The fact that the design of our study was in the form of a questionnaire and it included the subjective complaints of the patients may be misleading in determining the frequency. Although the results of some patients’ endoscopy, colonoscopy and abdominal imaging methods were included in the study, this does not cover the entire cohort. In terms of hiatal hernia, a statistically significant difference is observed in the HD group compared to the PD and predialysis groups. In terms of esophagitis, a statistically significantly higher frequency is seen in the HD group than in the predialysis group. However, in our study, the number of endoscopic cases was insufficient, and the distribution of endoscopy between groups was uneven.
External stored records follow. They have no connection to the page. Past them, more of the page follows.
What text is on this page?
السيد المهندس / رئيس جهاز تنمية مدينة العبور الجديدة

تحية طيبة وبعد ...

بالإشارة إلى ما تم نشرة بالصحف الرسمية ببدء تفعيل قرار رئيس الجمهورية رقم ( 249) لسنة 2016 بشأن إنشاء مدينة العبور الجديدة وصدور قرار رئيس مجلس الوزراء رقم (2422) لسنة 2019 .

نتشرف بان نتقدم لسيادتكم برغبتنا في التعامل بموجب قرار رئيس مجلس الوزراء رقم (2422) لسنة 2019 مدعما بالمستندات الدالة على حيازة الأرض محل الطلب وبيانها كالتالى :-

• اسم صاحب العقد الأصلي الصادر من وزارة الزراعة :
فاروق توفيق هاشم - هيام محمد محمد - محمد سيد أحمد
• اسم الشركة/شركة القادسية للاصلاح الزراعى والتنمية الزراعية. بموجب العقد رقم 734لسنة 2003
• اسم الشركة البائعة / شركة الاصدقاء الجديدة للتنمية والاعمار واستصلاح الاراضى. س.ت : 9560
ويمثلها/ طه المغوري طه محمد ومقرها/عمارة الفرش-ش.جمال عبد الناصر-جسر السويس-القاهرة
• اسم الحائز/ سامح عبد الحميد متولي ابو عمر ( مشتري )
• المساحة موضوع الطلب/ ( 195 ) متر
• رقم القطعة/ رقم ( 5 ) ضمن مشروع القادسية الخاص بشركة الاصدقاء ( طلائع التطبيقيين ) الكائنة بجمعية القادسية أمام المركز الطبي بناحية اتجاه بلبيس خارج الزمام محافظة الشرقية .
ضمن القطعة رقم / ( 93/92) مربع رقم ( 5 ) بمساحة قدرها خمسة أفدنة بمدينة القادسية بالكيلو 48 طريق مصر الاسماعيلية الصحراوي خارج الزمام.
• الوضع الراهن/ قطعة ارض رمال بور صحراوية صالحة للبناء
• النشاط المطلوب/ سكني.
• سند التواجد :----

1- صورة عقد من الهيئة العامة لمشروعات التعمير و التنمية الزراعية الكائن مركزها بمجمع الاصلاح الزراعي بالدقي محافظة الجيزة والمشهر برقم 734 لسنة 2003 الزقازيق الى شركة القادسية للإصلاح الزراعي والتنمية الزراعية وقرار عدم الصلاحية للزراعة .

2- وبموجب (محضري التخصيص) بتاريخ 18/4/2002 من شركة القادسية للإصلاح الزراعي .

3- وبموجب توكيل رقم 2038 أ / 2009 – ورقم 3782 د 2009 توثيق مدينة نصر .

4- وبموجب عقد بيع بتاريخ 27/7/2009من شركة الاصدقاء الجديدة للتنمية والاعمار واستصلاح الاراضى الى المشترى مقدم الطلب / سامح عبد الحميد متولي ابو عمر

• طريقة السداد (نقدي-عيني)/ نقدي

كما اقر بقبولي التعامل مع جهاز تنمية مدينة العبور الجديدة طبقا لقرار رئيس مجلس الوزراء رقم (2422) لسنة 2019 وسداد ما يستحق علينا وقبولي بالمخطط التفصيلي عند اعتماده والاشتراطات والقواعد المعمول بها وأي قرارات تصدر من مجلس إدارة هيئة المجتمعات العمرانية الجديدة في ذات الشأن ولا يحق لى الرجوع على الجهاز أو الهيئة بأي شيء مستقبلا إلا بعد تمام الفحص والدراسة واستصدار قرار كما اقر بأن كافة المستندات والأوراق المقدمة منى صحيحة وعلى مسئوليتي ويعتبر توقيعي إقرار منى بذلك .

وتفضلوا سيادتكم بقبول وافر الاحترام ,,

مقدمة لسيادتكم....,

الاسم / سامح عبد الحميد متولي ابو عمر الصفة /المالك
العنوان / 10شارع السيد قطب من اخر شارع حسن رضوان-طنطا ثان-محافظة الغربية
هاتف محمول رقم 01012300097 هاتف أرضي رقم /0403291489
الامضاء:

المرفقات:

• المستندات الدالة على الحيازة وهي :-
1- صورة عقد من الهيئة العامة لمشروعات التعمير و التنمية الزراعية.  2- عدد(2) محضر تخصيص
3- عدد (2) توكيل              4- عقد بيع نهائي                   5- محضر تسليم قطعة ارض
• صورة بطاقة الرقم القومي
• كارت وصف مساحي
If the results of imaging examinations of all patients were included in the study, it would have been possible to reach a clearer judgment in these respects. However, evaluation and comparison of patients’ complaints with other findings in the study are important in terms of demonstrating gastrointestinal system involvement in CKD. Again, the results of our study should be supported by studies designed and evaluated with social averages and control groups without CKD.

Conclusion

As a result; GIS symptoms and signs are quite common in patients with CKD. The majority of patients have more than one gastrointestinal symptom. In addition, when evaluated in terms of frequency, some of the GI symptoms and diseases vary according to the renal replacement therapy method, while some do not. Further studies are needed to evaluate physiopathological changes in the gastrointestinal system in CKD, the effects of these changes on GIS symptoms and signs, and the effects of symptoms and diseases on quality of life, morbidity and mortality.

Main Points:

  • Gastrointestinal complaints and findings are common in CKD patients

  • Dyspepsia, gastritis, nausea, anorexia, vomiting, gastroesophageal reflux findings, hemorrhoids and constipation are the findings often seen in CKD.

  • Knowing the frequency of gastrointestinal symptoms, signs and diseases that may occur in CKD patients is valuable for early diagnosis and treatment of GIS disorders.

  • Knowing the gastrointestinal symptoms, signs and diseases that may vary according to the treatment modality in CKD patients may help in the choice of renal replacement therapy model.